I think I've bought this unit new in 1991, and it was time the first LEL effects appeared. The whole series featured standard metal boxes with space for five knobs and a mini-toggle switch. A radical departure from an old Soviet DIN5 plug - 1/4" jack sockets - were the most welcome feature in LEL pedals. Today, about 15 years after, the company still exists and makes those pedals. It's website - www.lell.ru - for some unknown reason claims the company was established in 1992 which is not true. Anyway, the website gives us some backgound information on the company. It makes guitar effects, rack effects and small mixers with integrated Alesis digital effects modules(!). The headquaters is located in Moscow, on the Lower Krasnoselskaja street.

The Drive/Distortion features two circuits in one pedal and the mini toggle switches between them. Two upper knobs are overdrive and distortion gains and the lower row of master controls affect both effects.

The overdrive section is more useable because the noise this thing produces is terrible and the distortion amplifies it too much. But I like the sound of the overdrive: it's not brutal and it aplies a very strong EQ to the signal. It cuts everything except for middles in a narrow 800-10kHz range (no' it's not from the manual, it's what I hear). The "filter" knob shifts the frequency peak around 1-5 kHz. All the rest of the knobs affect different gain/volume stages. I use this pedal mainly with vocals - the EQ it produces is very telephone-like and it makes the vocals cut through.

Unfortunately, all the hardware, knobs, jacks etc. is typical "soviet" stuff. It was scratchy from the very beginning and you cannot touch this pedal without loosing the signal or producing a terrible crrrrrrraAAAck noise. So the use of the LEL is limited to studio only.

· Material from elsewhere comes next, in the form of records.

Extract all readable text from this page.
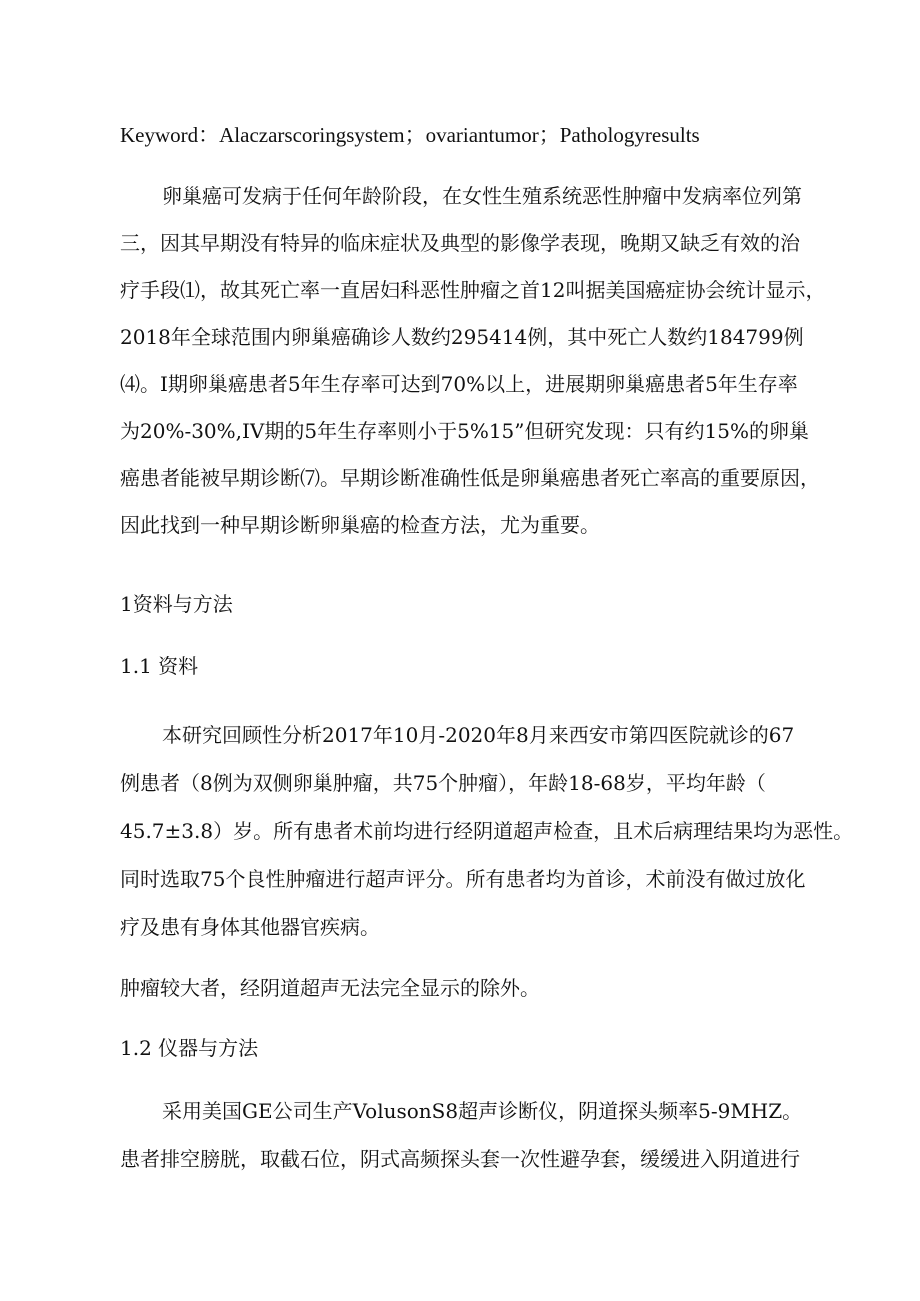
Keyword：Alaczarscoringsystem；ovariantumor；Pathologyresults
卵巢癌可发病于任何年龄阶段，在女性生殖系统恶性肿瘤中发病率位列第
三，因其早期没有特异的临床症状及典型的影像学表现，晚期又缺乏有效的治
疗手段⑴，故其死亡率一直居妇科恶性肿瘤之首12叫据美国癌症协会统计显示，
2018年全球范围内卵巢癌确诊人数约295414例，其中死亡人数约184799例
⑷。I期卵巢癌患者5年生存率可达到70%以上，进展期卵巢癌患者5年生存率
为20%-30%,IV期的5年生存率则小于5%15”但研究发现：只有约15%的卵巢
癌患者能被早期诊断⑺。早期诊断准确性低是卵巢癌患者死亡率高的重要原因，
因此找到一种早期诊断卵巢癌的检查方法，尤为重要。
1资料与方法
1.1 资料
本研究回顾性分析2017年10月-2020年8月来西安市第四医院就诊的67
例患者（8例为双侧卵巢肿瘤，共75个肿瘤），年龄18-68岁，平均年龄（
45.7±3.8）岁。所有患者术前均进行经阴道超声检查，且术后病理结果均为恶性。
同时选取75个良性肿瘤进行超声评分。所有患者均为首诊，术前没有做过放化
疗及患有身体其他器官疾病。
肿瘤较大者，经阴道超声无法完全显示的除外。
1.2 仪器与方法
采用美国GE公司生产VolusonS8超声诊断仪，阴道探头频率5-9MHZ。
患者排空膀胱，取截石位，阴式高频探头套一次性避孕套，缓缓进入阴道进行
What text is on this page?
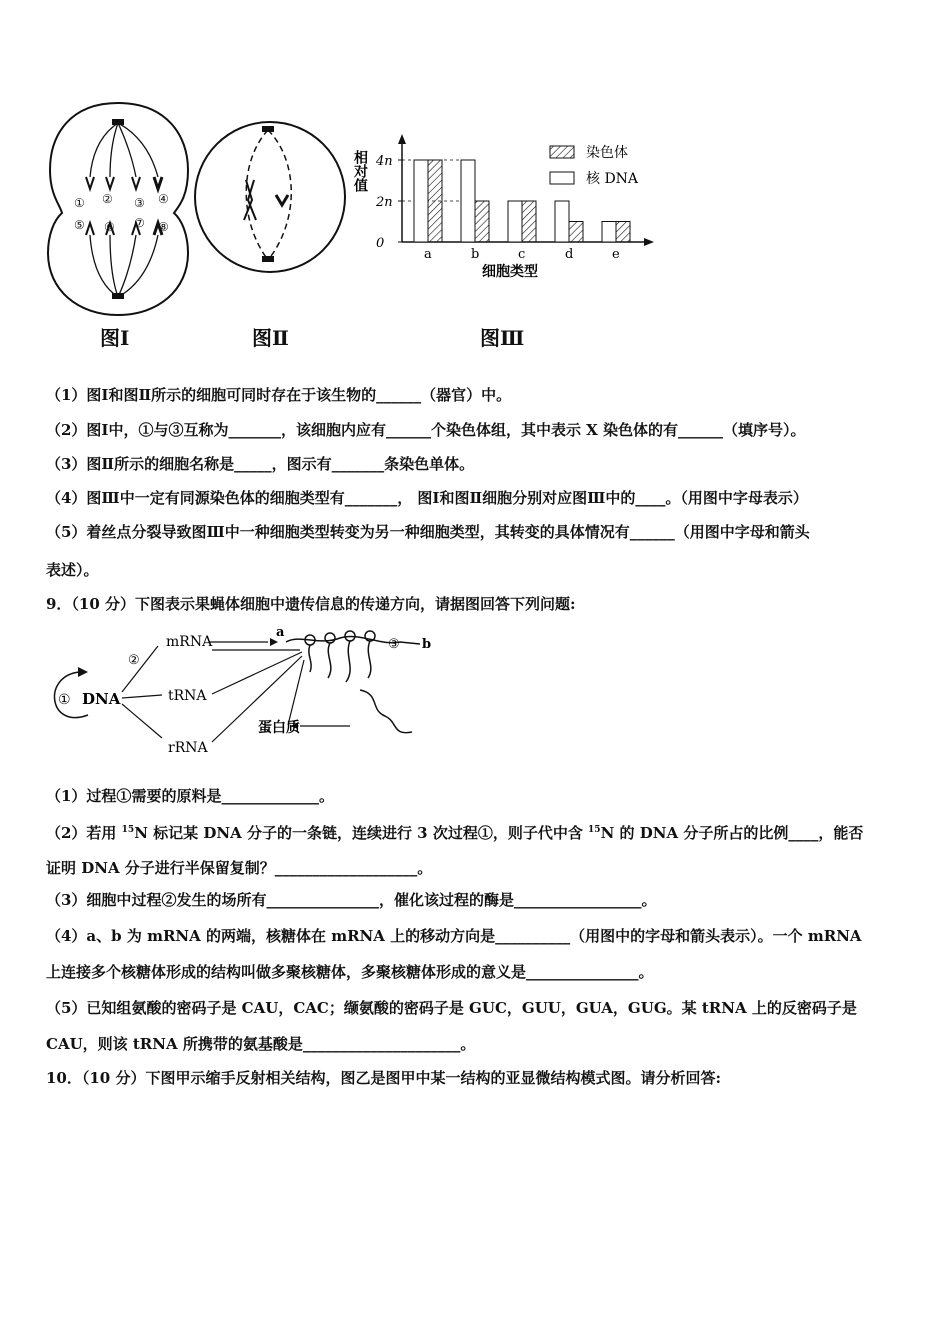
① ② ③ ④
⑤ ⑥ ⑦ ⑧
图Ⅰ	图Ⅱ
相对值
0
2n
4n
a	b	c	d	e
细胞类型
染色体
核 DNA
图Ⅲ
（1）图Ⅰ和图Ⅱ所示的细胞可同时存在于该生物的______（器官）中。
（2）图Ⅰ中，①与③互称为_______，该细胞内应有______个染色体组，其中表示 X 染色体的有______（填序号）。
（3）图Ⅱ所示的细胞名称是_____，图示有_______条染色单体。
（4）图Ⅲ中一定有同源染色体的细胞类型有_______， 图Ⅰ和图Ⅱ细胞分别对应图Ⅲ中的____。（用图中字母表示）
（5）着丝点分裂导致图Ⅲ中一种细胞类型转变为另一种细胞类型，其转变的具体情况有______（用图中字母和箭头
表述）。
9．（10 分）下图表示果蝇体细胞中遗传信息的传递方向，请据图回答下列问题:
① DNA
②
mRNA
tRNA
rRNA
蛋白质
a
③ b
（1）过程①需要的原料是_____________。
（2）若用 $^{15}$N 标记某 DNA 分子的一条链，连续进行 3 次过程①，则子代中含 $^{15}$N 的 DNA 分子所占的比例____，能否
证明 DNA 分子进行半保留复制？___________________。
（3）细胞中过程②发生的场所有_______________，催化该过程的酶是_________________。
（4）a、b 为 mRNA 的两端，核糖体在 mRNA 上的移动方向是__________（用图中的字母和箭头表示）。一个 mRNA
上连接多个核糖体形成的结构叫做多聚核糖体，多聚核糖体形成的意义是_______________。
（5）已知组氨酸的密码子是 CAU，CAC；缬氨酸的密码子是 GUC，GUU，GUA，GUG。某 tRNA 上的反密码子是
CAU，则该 tRNA 所携带的氨基酸是_____________________。
10．（10 分）下图甲示缩手反射相关结构，图乙是图甲中某一结构的亚显微结构模式图。请分析回答:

The old unit with russian letters

Modern unit with english labeling

A label on the back of the pedal.
A battery cavity is under the footplate; this pedal has a 9V adapter permanently wired to the battery contacts - that's why it looks so messed up.
The PCB back
Opened pedal. The blue pivot is the footswitch.
Closeup of the circuit.
Potentiometers' closeup
This bolt has its' cap covered with some sort of clay; to open the pedal you have to unscrew this bolt. The pedal could have been serviced in the official repair shop ("guarantee repair") only if this bolt had its' cap untouched, which means noone messed with the insides of the effect.